Are you doing a Print-and-Cut alignment with material targets and layout targets on both sides of the acrylic sheet?
If so, how do you align the material targets through the sheet? I’d be tempted to laser a pin hole through the material at each target location to transfer the position from top to bottom.
If not, are you using a fixture to align the sheet when you flip it over? If the material targets aren’t perfectly centered on the sheet they will be misaligned when it’s flipped it over and tucked against the fixture, so the design will be offset by the asymmetry of the sheet.
More details & photos of how you’re doing the alignment will help us see what you’re seeing.

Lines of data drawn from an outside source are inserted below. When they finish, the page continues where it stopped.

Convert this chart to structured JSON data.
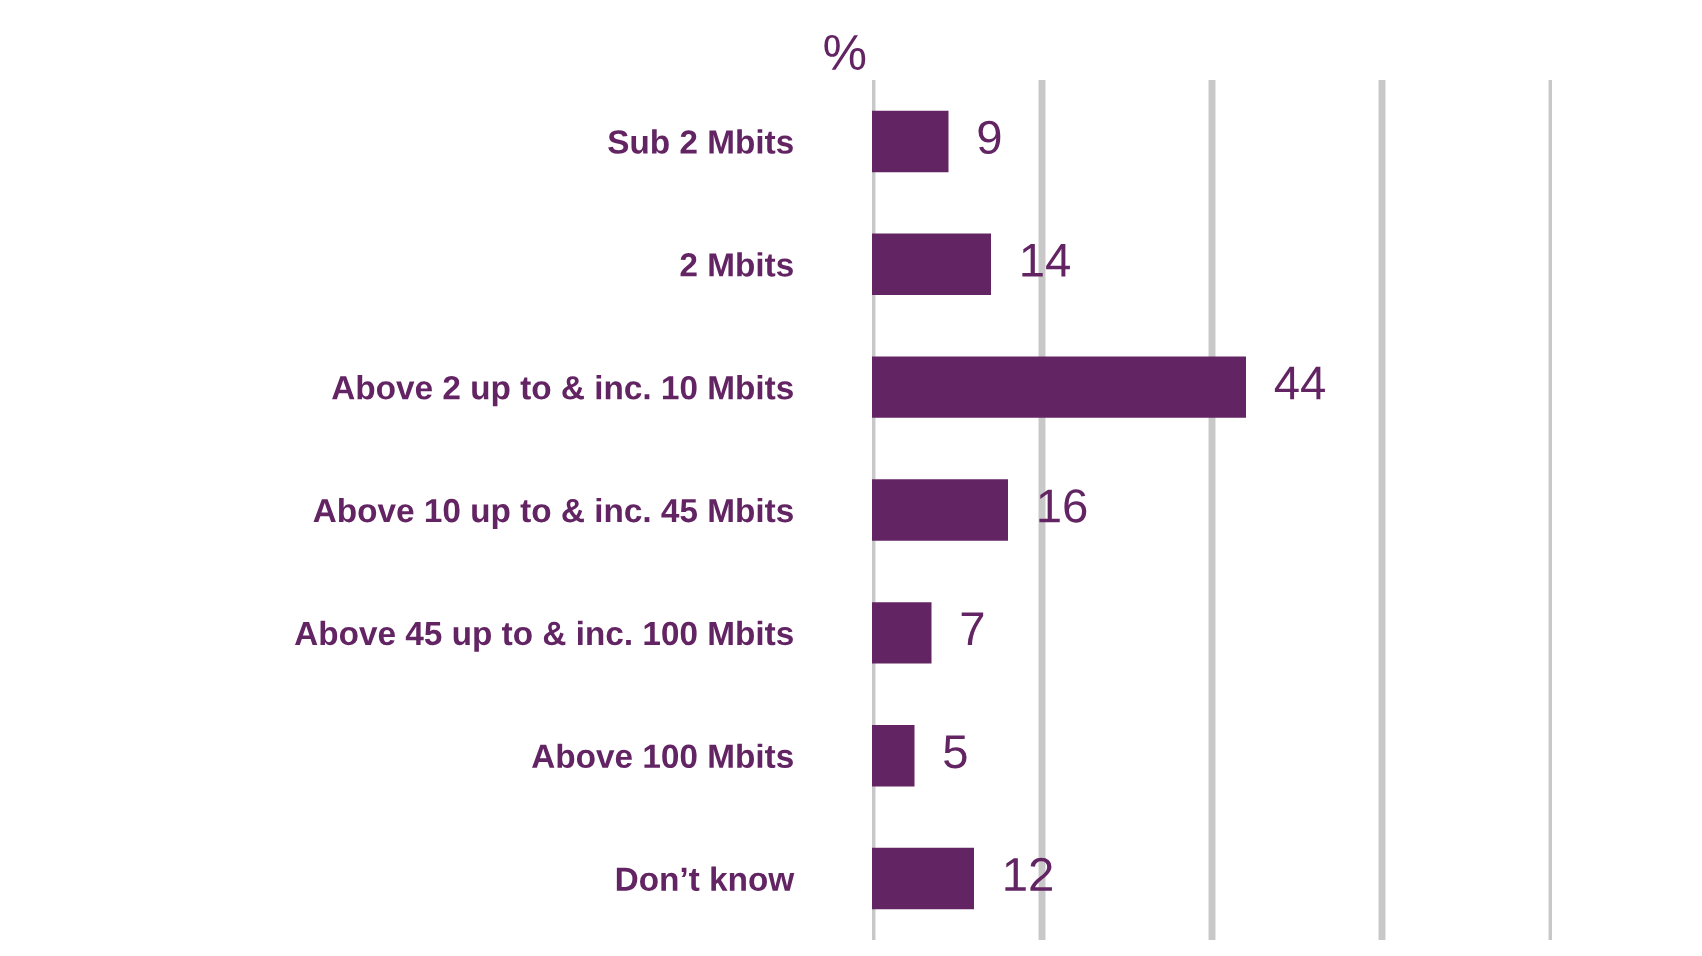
{
  "chart_data": {
    "type": "bar",
    "orientation": "horizontal",
    "xlabel": "%",
    "categories": [
      "Sub 2 Mbits",
      "2 Mbits",
      "Above 2 up to & inc. 10 Mbits",
      "Above 10 up to & inc. 45 Mbits",
      "Above 45 up to & inc. 100 Mbits",
      "Above 100 Mbits",
      "Don’t know"
    ],
    "values": [
      9,
      14,
      44,
      16,
      7,
      5,
      12
    ],
    "color": "#632463",
    "data_labels": true,
    "xlim": [
      0,
      80
    ],
    "xticks": [
      {
        "value": 0,
        "label": null
      },
      {
        "value": 20,
        "label": null
      },
      {
        "value": 40,
        "label": null
      },
      {
        "value": 60,
        "label": null
      },
      {
        "value": 80,
        "label": null
      }
    ],
    "grid": "x",
    "tick_labels": "y"
  }
}
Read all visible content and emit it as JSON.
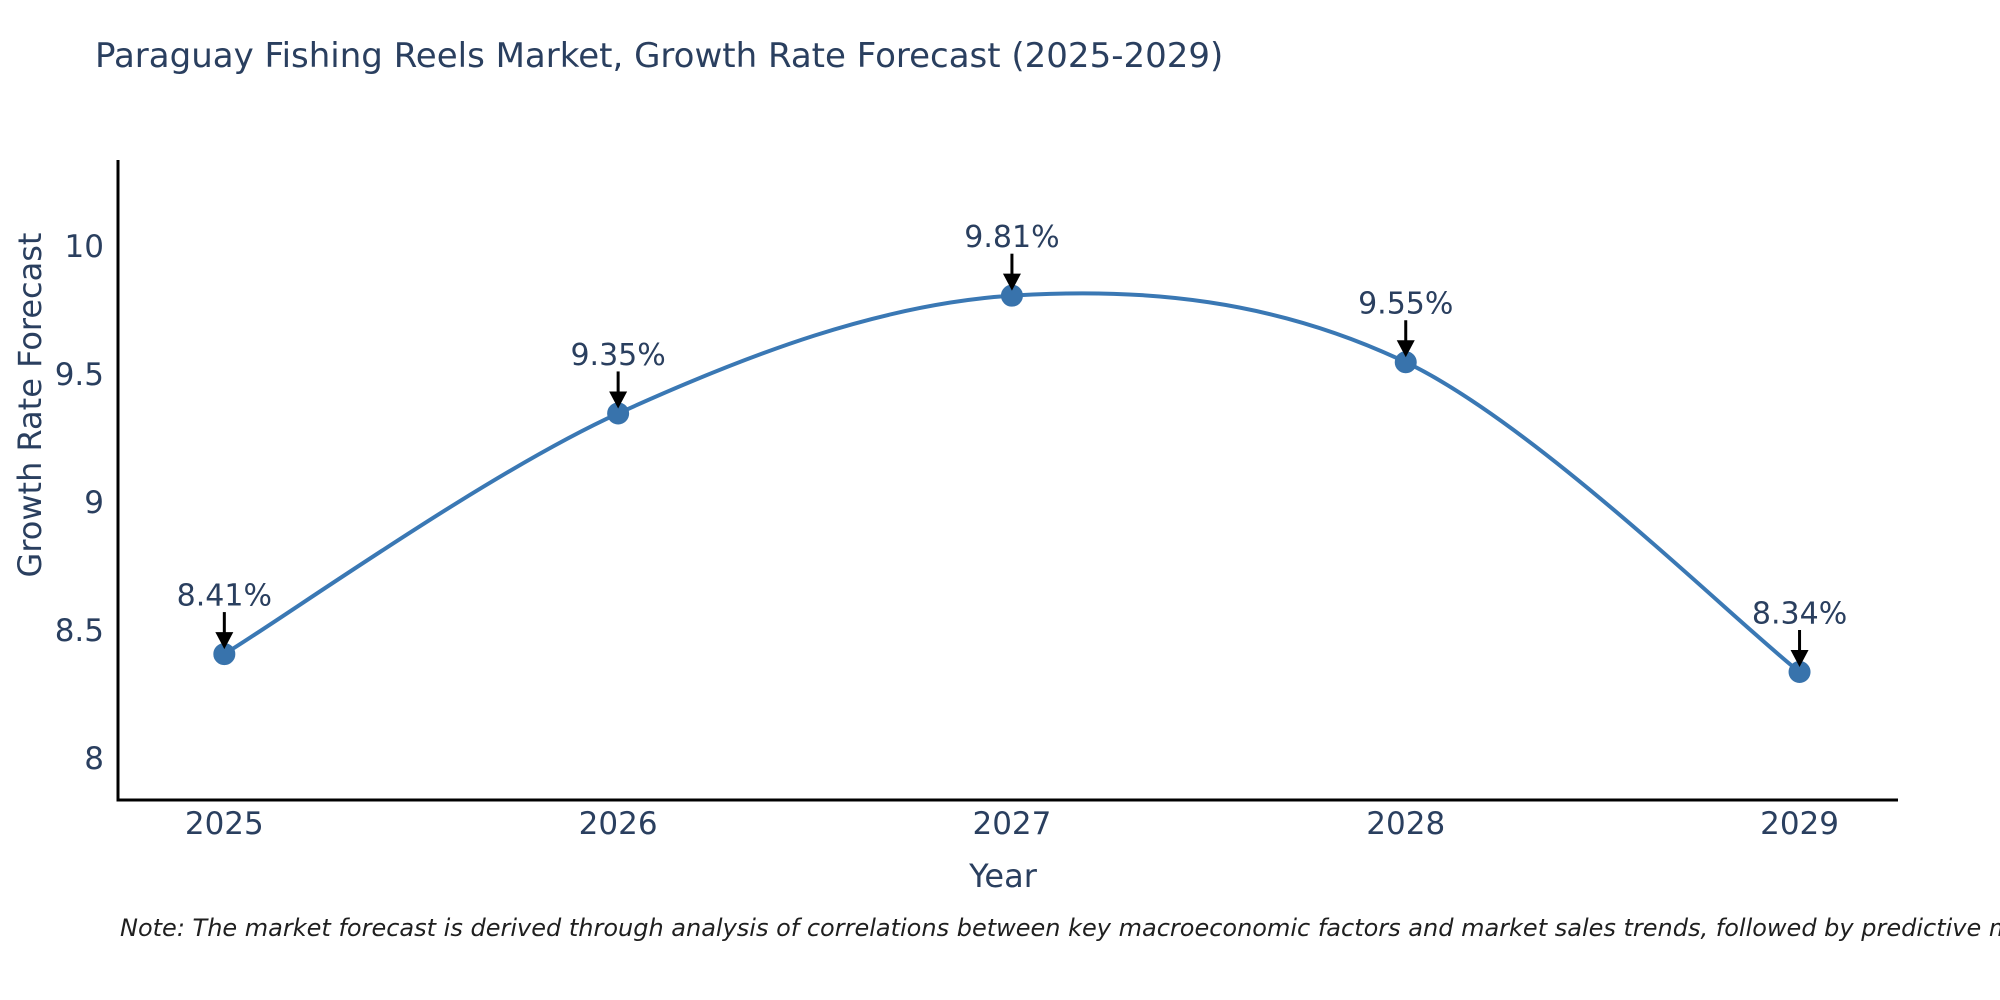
{
  "chart_data": {
    "type": "line",
    "title": "Paraguay Fishing Reels Market, Growth Rate Forecast (2025-2029)",
    "xlabel": "Year",
    "ylabel": "Growth Rate Forecast",
    "x": [
      2025,
      2026,
      2027,
      2028,
      2029
    ],
    "values": [
      8.41,
      9.35,
      9.81,
      9.55,
      8.34
    ],
    "point_labels": [
      "8.41%",
      "9.35%",
      "9.81%",
      "9.55%",
      "8.34%"
    ],
    "x_tick_labels": [
      "2025",
      "2026",
      "2027",
      "2028",
      "2029"
    ],
    "y_ticks": [
      8,
      8.5,
      9,
      9.5,
      10
    ],
    "y_tick_labels": [
      "8",
      "8.5",
      "9",
      "9.5",
      "10"
    ],
    "xlim": [
      2024.73,
      2029.25
    ],
    "ylim": [
      7.84,
      10.34
    ],
    "grid": false,
    "legend_position": "none",
    "line_shape": "spline",
    "line_color": "#3a78b4",
    "marker_color": "#3873ac",
    "axis_line_color": "#000000",
    "annotation_arrow_color": "#000000",
    "note": "Note: The market forecast is derived through analysis of correlations between key macroeconomic factors and market sales trends, followed by predictive modeling to project future sales."
  }
}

Ran the pinhole test as suggested. See photos below. As you can see there is a difference. I have a jig that holds my material when I print it. Going to have to figure a way to either print more precisely which looking at the pin hole is all ready tight because the jig is fixed or compensate on the cut side. Scratching my head at this point. Any recommendations would be appreciated.
Put the laser at each design target in the LightBurn workspace
Skootch the material around on the platform to align the material targets to the laser positions
That means ignoring the fixture for the backside and aligning with manual fiddling. However, if you’re in production, which is what it looks like, manual fiddling about is not what you want.
In that case, you must find & fix why the pattern isn’t equidistant from the left & right / front & back edges of the material sheet. If it’s not exactly equidistant, then flipping the sheet over can’t line up the targets.
I haven’t figured out what’s going on with the printed sheets on the two sides, so I may misunderstand the problem.
If the printed sheets aren’t aligned with each other, which is kinda what the second picture looks like, then there’s a problem upstream of the laser where you stick the sheets onto the acrylic out of alignment and the P-n-C laser alignment isn’t the problem.
Tell us more: how do you get those two printed sheets onto the acrylic in perfect alignment?
From what I can see……from your photos is your targets are not equidistance from edge of your workpiece. In other words if the target isn’t exactly the same from edge of workpiece on both right and left side you are not going to get a centered space when you turn it over.